PerceptiLabs is built on top of TensorFlow, and provides a visually intuitive user interface (UI) that assists you with building TensorFlow-based machine learning models. This topic helps existing TensorFlow users start with PerceptiLabs, by providing details around how PerceptiLabs uses TensorFlow, and the correlation between visual modeling and the underlying TensorFlow code.
Note: Early versions of PerceptiLabs up through v0.11.11 used TensorFlow 1.x. As of v0.11.13, PerceptiLabs uses TensorFlow 2.x. When loading models from previous versions of PerceptiLabs, be sure to review your model’s components, as some may not be compatible with v0.11.13+. See our change log more additional information.
Since models are built visually in PerceptiLabs, the layersof a model are represented as components in PerceptiLabs' Modeling Tool. However, the following categories components do not represent the "traditional layers" that you might think of in terms of those in a machine learning model's structure:
Training: ties the whole model together and handles its training. PerceptiLabs will find and use your model's training component to invoke training.
Each component in your model represents an auto-generated class written in Python, which implements that component's logic with TensorFlow.
The name of a component's auto-generated class encodes the component's category, component type, and an instance name appended with the instance number. The instance number corresponds to when the component was added to the model in relation to other components of the same type. For example, the following is a code snippet from a Reshape component in a model:
The class name
ProcessReshape_Reshape_2can be broken down as follows:
Process: the name of the component category that the component was dragged onto the model from.
Reshape: the type of the component.
Reshape_2: the name of the component instance. In this example, 2 means it was the second reshape component instance added to the model.
Each component's class derives from a PerceptiLabs-defined parent class, that defines the interface required for PerceptiLabs' Training component to invoke operations and pass results onto subsequent components. PerceptiLabs will regenerate this class when changes are made in the component's Settings screen (i.e., changes to hyperparameters). The following are common interface elements found in many classes.

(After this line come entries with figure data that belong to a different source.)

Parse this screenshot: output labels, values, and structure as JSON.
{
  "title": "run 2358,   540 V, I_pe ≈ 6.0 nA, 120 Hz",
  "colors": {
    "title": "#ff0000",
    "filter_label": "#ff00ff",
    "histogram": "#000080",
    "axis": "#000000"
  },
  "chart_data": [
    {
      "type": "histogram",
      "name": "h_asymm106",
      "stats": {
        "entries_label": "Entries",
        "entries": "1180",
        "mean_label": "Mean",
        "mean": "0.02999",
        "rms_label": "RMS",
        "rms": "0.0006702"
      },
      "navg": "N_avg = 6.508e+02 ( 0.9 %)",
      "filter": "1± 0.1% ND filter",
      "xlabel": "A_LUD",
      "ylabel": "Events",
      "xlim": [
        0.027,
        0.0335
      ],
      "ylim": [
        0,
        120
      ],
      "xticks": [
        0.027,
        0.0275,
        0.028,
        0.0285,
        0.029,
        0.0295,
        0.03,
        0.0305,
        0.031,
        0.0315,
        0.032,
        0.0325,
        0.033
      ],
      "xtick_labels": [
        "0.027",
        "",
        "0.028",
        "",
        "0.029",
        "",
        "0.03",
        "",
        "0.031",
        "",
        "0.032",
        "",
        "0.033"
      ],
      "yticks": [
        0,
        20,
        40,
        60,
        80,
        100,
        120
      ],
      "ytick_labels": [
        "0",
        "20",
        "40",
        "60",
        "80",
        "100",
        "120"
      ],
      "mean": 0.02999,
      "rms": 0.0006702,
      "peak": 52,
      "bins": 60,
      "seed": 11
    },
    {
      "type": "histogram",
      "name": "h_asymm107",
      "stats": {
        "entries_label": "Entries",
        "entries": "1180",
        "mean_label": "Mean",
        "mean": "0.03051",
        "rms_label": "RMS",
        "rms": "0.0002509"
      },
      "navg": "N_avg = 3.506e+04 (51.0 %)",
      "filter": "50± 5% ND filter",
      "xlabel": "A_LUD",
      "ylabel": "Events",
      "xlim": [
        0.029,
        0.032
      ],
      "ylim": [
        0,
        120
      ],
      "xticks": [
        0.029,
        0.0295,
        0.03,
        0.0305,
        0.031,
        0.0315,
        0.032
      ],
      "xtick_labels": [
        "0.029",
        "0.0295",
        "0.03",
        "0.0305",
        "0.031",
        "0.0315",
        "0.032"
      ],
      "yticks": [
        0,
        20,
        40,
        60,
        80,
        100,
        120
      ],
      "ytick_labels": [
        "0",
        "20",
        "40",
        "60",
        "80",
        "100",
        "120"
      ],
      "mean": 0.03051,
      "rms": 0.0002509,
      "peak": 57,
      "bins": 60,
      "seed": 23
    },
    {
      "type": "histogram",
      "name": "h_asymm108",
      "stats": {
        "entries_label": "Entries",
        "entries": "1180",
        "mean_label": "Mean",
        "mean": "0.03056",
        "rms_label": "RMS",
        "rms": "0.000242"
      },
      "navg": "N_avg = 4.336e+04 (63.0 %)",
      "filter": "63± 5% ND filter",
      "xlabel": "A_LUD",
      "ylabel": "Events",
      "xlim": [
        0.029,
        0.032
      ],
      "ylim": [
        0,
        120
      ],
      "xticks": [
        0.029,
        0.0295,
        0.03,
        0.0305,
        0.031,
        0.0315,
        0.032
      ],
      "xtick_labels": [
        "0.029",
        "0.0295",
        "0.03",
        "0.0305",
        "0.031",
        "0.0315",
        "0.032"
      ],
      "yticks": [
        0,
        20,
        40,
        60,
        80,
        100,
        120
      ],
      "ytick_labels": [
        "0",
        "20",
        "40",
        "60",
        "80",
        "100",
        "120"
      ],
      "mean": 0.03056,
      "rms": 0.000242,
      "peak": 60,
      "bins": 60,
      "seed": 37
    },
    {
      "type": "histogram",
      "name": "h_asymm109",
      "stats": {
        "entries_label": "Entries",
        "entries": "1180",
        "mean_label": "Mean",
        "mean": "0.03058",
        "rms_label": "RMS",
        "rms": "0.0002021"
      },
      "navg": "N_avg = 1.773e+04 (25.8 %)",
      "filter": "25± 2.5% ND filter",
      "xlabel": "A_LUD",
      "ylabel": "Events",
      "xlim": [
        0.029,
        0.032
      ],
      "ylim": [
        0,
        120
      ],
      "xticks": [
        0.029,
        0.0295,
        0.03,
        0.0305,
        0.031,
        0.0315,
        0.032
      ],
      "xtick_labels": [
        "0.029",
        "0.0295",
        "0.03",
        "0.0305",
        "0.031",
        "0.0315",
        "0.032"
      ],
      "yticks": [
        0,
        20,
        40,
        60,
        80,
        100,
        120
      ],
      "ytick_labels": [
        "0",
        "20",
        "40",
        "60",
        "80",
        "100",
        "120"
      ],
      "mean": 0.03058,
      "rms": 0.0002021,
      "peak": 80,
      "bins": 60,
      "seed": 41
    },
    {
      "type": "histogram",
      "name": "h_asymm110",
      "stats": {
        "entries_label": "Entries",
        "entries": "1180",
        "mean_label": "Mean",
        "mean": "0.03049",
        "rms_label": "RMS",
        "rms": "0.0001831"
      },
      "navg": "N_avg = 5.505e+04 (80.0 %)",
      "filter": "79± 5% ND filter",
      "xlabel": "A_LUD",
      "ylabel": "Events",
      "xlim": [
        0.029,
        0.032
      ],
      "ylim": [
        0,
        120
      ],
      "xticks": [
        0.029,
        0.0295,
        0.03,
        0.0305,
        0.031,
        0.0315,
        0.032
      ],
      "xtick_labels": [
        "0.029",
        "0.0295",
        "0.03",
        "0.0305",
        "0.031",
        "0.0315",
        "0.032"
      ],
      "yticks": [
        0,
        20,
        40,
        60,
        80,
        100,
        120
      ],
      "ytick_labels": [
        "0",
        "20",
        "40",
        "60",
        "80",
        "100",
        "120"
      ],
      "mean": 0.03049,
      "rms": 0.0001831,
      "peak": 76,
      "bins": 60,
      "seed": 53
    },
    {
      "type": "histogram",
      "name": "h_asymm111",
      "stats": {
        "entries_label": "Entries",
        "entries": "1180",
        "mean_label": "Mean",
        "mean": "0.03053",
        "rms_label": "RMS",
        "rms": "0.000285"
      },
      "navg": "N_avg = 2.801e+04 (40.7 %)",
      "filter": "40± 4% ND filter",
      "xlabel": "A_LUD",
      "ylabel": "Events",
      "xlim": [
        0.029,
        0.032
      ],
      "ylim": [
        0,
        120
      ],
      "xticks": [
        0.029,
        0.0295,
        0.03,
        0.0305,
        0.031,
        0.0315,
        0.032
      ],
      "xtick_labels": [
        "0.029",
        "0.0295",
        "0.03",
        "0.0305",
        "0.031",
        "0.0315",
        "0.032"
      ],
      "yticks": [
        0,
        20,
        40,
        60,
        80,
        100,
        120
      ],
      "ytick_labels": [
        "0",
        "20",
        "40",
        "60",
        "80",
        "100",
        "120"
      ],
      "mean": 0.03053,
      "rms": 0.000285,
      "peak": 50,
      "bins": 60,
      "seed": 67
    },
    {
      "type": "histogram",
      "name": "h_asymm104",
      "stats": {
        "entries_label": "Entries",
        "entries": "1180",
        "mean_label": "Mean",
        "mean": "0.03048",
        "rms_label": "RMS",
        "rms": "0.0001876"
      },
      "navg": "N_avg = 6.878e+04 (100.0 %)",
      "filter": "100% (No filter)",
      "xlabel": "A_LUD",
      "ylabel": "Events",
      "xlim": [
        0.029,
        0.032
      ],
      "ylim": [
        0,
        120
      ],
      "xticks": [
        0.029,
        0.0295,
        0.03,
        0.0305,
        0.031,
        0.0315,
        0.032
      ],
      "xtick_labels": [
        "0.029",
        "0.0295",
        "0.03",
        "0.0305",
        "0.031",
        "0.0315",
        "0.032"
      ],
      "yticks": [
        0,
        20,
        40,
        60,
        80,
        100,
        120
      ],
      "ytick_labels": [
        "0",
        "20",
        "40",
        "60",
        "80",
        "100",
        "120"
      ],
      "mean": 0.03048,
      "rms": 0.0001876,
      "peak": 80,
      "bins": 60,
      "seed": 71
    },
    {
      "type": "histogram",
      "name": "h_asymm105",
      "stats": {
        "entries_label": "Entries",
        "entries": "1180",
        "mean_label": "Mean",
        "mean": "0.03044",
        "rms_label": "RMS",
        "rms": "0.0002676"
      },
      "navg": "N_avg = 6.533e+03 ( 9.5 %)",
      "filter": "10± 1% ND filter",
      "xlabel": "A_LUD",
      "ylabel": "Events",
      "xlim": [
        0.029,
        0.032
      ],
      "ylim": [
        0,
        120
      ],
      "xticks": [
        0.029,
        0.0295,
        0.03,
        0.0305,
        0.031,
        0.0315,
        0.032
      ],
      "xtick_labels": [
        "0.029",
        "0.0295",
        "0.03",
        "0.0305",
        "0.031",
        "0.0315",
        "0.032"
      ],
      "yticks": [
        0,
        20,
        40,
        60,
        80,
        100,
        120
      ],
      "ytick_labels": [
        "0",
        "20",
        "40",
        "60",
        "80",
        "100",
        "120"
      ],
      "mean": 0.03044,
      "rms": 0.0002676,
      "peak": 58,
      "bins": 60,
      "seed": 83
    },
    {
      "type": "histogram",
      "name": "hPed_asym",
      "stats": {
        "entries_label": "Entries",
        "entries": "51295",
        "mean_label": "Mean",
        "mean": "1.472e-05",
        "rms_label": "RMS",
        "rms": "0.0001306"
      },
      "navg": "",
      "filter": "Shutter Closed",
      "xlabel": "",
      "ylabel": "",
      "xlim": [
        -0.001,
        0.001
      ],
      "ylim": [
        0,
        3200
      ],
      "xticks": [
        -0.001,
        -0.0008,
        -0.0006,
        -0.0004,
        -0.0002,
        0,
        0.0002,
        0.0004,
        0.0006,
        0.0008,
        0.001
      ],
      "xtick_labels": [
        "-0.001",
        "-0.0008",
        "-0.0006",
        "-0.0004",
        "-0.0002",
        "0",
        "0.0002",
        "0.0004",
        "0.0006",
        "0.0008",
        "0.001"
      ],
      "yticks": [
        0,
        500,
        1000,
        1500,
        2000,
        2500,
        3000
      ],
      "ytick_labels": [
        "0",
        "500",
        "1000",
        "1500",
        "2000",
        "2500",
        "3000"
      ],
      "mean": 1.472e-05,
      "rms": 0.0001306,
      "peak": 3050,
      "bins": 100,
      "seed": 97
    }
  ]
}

A "Layer" component implements the PerceptiLabs-defined
TflxLayerclass that defines an interface (i.e., the functions and properties) for the layer with the following:
weights: Returns a dictionary of weights that will be updated during training.
biases: Returns a dictionary of biases that will be updated during training.
__call__(): Invoked by the model's Training component's to run the component's logic. This is likely to be the only method that you would modify if you're customizing the class's algorithm.
get_sample(): Returns the first data element computed by that component so that PerceptiLabs can render a visual preview of that component's computation.
Components may implement the following:
run(): Found in training components, this method is invoked by PerceptiLabs to start training the model.
variables: Returns a dictionary of variables. These variables can be passed on to the next component as well as previewed. Since it also automatically collects all tensors, minimal or no modification is needed. However, you can add variables that you want to visualize or include as part of the component's output.
trainable_variables: For components that represent a "layer" in a model, returns a dictionary of tensor parameters that will be updated during training, specifically during back propagation.
__init__(): Invoked by the model's Training component to initialize the component's members when instantiating the component.
PerceptiLabs makes use of TensorFlow's Eager and Graph modes.
PerceptiLabs uses Eager mode while you're developing your model. This allows for better debugging and enables PerceptiLabs to render immediate visualizations of each component's output.
Once you invoke training (i.e., by clicking Run), PerceptiLabs uses Graph Mode to build a Graph and then runs it using TensorFlow's Session class. The code for this is located in your model's Training component, which is why a Training component must exist in every model and is required to enable training of the model. In other words, clicking Run tells PerceptiLabs to invoke your model's Training component.